We’ve become largely desensitized to these agreements due to their generally benign nature. They are, after all, ostensibly for the public good and similar to the sponsorship deals ubiquitous in daily life (you can probably count the number of sports stadiums in this country not named after a corporation on one hand).
However, two recent examples point to the complexity of these gifts, and the potential long-term harm they may cause: David Geffen’s donation to Lincoln Center and a more obscure case regarding Paul Smith’s College in upstate New York.

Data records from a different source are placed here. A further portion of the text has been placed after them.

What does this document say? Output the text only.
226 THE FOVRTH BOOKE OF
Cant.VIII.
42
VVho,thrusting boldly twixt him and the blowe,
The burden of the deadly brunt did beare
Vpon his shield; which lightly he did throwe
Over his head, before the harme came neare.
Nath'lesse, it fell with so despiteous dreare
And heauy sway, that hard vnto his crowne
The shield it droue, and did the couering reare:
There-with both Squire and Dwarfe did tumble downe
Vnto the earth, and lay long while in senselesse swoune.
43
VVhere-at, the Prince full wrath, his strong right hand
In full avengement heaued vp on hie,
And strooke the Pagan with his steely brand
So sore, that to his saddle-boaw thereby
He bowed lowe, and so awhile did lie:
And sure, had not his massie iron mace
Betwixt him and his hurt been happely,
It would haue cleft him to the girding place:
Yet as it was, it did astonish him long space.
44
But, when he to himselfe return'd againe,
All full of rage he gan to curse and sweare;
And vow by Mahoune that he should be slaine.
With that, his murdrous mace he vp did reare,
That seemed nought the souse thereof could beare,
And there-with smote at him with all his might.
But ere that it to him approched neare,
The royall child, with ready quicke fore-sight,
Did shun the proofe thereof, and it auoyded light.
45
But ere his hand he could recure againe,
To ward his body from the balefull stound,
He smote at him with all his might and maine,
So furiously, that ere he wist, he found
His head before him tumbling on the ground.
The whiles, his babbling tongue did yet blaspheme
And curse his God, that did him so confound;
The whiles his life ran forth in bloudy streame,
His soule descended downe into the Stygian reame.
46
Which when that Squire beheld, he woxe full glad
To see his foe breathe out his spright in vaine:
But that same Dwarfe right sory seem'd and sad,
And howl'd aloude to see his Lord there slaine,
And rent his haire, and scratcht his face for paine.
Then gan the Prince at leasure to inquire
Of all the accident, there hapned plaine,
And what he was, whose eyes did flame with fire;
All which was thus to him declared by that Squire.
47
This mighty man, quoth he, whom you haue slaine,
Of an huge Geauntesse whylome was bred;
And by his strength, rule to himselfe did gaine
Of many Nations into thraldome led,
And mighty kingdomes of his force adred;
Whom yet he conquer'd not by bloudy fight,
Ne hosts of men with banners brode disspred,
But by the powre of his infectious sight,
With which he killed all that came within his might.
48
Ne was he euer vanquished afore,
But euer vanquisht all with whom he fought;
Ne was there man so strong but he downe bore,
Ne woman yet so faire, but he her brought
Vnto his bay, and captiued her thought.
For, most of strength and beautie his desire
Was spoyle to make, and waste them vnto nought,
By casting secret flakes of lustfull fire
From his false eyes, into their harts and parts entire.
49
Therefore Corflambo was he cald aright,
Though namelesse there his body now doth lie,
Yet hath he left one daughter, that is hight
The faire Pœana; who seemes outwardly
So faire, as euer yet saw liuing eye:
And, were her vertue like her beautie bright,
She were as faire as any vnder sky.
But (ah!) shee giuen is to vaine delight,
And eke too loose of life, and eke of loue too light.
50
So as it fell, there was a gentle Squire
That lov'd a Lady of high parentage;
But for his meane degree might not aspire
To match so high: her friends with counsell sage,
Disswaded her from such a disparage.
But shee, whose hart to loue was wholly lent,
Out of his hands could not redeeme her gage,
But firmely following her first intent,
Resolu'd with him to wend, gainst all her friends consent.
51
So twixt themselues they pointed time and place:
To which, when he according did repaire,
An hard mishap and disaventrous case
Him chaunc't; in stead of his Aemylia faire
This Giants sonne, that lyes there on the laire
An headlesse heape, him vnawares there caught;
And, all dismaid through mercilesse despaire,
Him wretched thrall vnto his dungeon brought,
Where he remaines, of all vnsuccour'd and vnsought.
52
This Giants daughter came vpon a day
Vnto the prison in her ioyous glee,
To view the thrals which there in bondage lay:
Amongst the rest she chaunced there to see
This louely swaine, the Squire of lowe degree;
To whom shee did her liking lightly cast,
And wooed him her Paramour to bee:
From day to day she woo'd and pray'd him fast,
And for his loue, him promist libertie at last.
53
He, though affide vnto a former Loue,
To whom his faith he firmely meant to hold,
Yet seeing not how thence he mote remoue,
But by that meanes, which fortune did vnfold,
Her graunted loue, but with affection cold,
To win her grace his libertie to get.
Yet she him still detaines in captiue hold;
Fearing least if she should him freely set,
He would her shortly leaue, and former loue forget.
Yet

What’s interesting here are the tax implications. Geffen is allowed to use the full $100 million value of the gift when determining how much he can deduct from his taxes for charitable contributions. Yet, the naming rights clearly have value, so this wasn’t a straight gift. Geffen received something in return, which should affect how much he can deduct. Typically, this argument is difficult to make, as it’s very tough to apply traditional valuation techniques to establish a dollar value for charitable naming rights, since they’re not something that’s sold on a market (which is what usually separates these situations from superficially similar ones like stadium naming rights deals).
The case regarding Paul Smith’s College, on the other hand, is an interesting reflection of the danger of allowing perpetual naming rights to be attached to charitable gifts. Paul Smith’s College is a tiny school in northern New York with an endowment of about $27 million. It was created in 1937 by a bequest in the will of Phelps Smith, which also required that it “be forever known” as Paul Smith’s college.
Recently, it’s been the beneficiary of the philanthropic largesse of finance billionaire Sanford I. Weill and his wife Joan to the tune of about $10 million. The couple planned a further gift of $20 million, but only on the condition that the school’s name be changed to Joan Weill-Paul Smith’s College, to which the college acquiesced.
The non-profit school petitioned New York State Supreme Court to free it from the restrictions of its founder’s will, arguing it “nearly fatally impedes the ability of Paul Smith’s to seek large gifts from a single donor in order to make the investments it needs to remain viable.”
The petition was rejected. The court upheld the perpetual naming restriction, noting that the school was not in dire enough financial straights to require such drastic action. The Weills then pulled their gift. So, the very act of charity that allowed the school to be founded in the first place is what stopped it from securing its financial future and nearly doubling its endowment.
It’s very rare for these types of cases to reach a decision, so although this is not a high-profile case it nonetheless sends a strong message about the strength that courts will afford to perpetual naming agreements.
Institutions should take note and consider attaching time limits to such agreements so that they aren’t limited in the future to accepting large awards from the next generation of wealthy benefactors. Unfortunately, many institutions are at the mercy of big donors and don't have this luxury. Perhaps, government action to somehow incentivize such time restrictions is the only way to correct this imbalance; after all, charitable donation tax treatment is predicated on the idea that the donor receives nothing in return for the money; perhaps that should no longer include permanent civic-institution-sized billboards proclaiming, for all time, the donor's charitable heart, as well as their status.